Tout comme le monde, le temps était incréé en se trouvant indissolublement lié au mouvement des astres. Dans un monde éternel, la Terre n’était pas pour autant localement immuable. Elle restait simplement soumise aux mêmes types de transformation qui pouvaient l’affecter. « Puisque le temps ne s’épuise pas et que l’Univers est éternel », Aristote affirma dans les Météorologiques que « les fleuves naissent et meurent et que ce ne sont pas toujours les mêmes lieux de la Terre qui sont immergés ». L’important était cependant que, « sur toute la Terre ce ne sont pas toujours les mêmes régions qui sont les unes une mer, les autres un continent, mais que toutes changent avec le temps ». Certes, tout changeait avec le temps, mais la Terre restait globalement inchangée de sorte qu’il n’était le siège d’aucune irréversibilité et qu’aucune évolution ne s’y produisait jamais.
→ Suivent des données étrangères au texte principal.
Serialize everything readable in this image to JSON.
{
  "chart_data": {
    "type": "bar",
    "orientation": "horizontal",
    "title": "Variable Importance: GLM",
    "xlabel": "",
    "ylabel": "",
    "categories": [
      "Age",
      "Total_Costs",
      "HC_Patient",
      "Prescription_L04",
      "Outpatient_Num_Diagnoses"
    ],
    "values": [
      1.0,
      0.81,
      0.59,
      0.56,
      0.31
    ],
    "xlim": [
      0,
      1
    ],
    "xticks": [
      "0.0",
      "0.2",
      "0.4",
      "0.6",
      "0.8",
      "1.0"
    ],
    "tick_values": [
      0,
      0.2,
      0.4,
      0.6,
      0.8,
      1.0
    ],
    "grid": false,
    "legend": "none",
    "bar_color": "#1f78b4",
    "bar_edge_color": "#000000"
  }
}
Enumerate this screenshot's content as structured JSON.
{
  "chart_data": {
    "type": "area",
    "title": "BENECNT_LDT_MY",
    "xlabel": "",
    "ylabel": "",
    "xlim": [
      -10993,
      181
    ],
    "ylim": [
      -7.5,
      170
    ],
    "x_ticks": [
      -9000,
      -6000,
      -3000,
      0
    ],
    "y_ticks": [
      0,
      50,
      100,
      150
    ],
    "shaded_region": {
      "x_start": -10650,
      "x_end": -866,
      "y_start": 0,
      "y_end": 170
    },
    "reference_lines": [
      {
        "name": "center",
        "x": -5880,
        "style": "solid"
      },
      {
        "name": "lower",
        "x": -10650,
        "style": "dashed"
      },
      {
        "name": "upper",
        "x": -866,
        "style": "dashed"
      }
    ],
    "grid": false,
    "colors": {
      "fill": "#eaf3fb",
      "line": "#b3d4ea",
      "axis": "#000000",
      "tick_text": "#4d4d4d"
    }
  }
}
Une nature où tout était gouverné par les cycles éternels d’astres eux-mêmes immuables ignorait par définition toute histoire. L’idée de reconstituer son passé était proprement inimaginable.

Indépendamment du fait qu’elles divergeaient sur l’éternité du monde, sa création temporelle, ses formations et destructions périodiques, toutes les écoles grecques postulaient que la matière était éternelle. Très précocement, Parménide d’Élée (~vie-ve s. av. J.-C.) avait ainsi affirmé que « l’être est en effet, mais le néant n’est pas », en accord avec Démocrite selon qui « rien ne saurait être engendré à partir du non-être et rien ne saurait, en se corrompant, retourner au non-être ». La matière constituait donc elle-même un principe fondamental. Étant par définition immatériel, le dieu des chrétiens avait-il alors créé le monde à la façon du démiurge platonicien en ordonnant un chaos préexistant ? Après quelques hésitations dues à l’ambiguïté de la toute première phrase de la Genèse, le premier livre du Pentateuque, « Au commencement Dieu fit la Terre et le Ciel », une réponse négative allait être apportée par le dogme de la Création ex nihilo. Mais celui-ci représenterait une absurdité totale à l’aune de la philosophie grecque parce que l’idée selon laquelle « rien ne naît de rien » était pour les Anciens le fondement de toute philosophie de la nature.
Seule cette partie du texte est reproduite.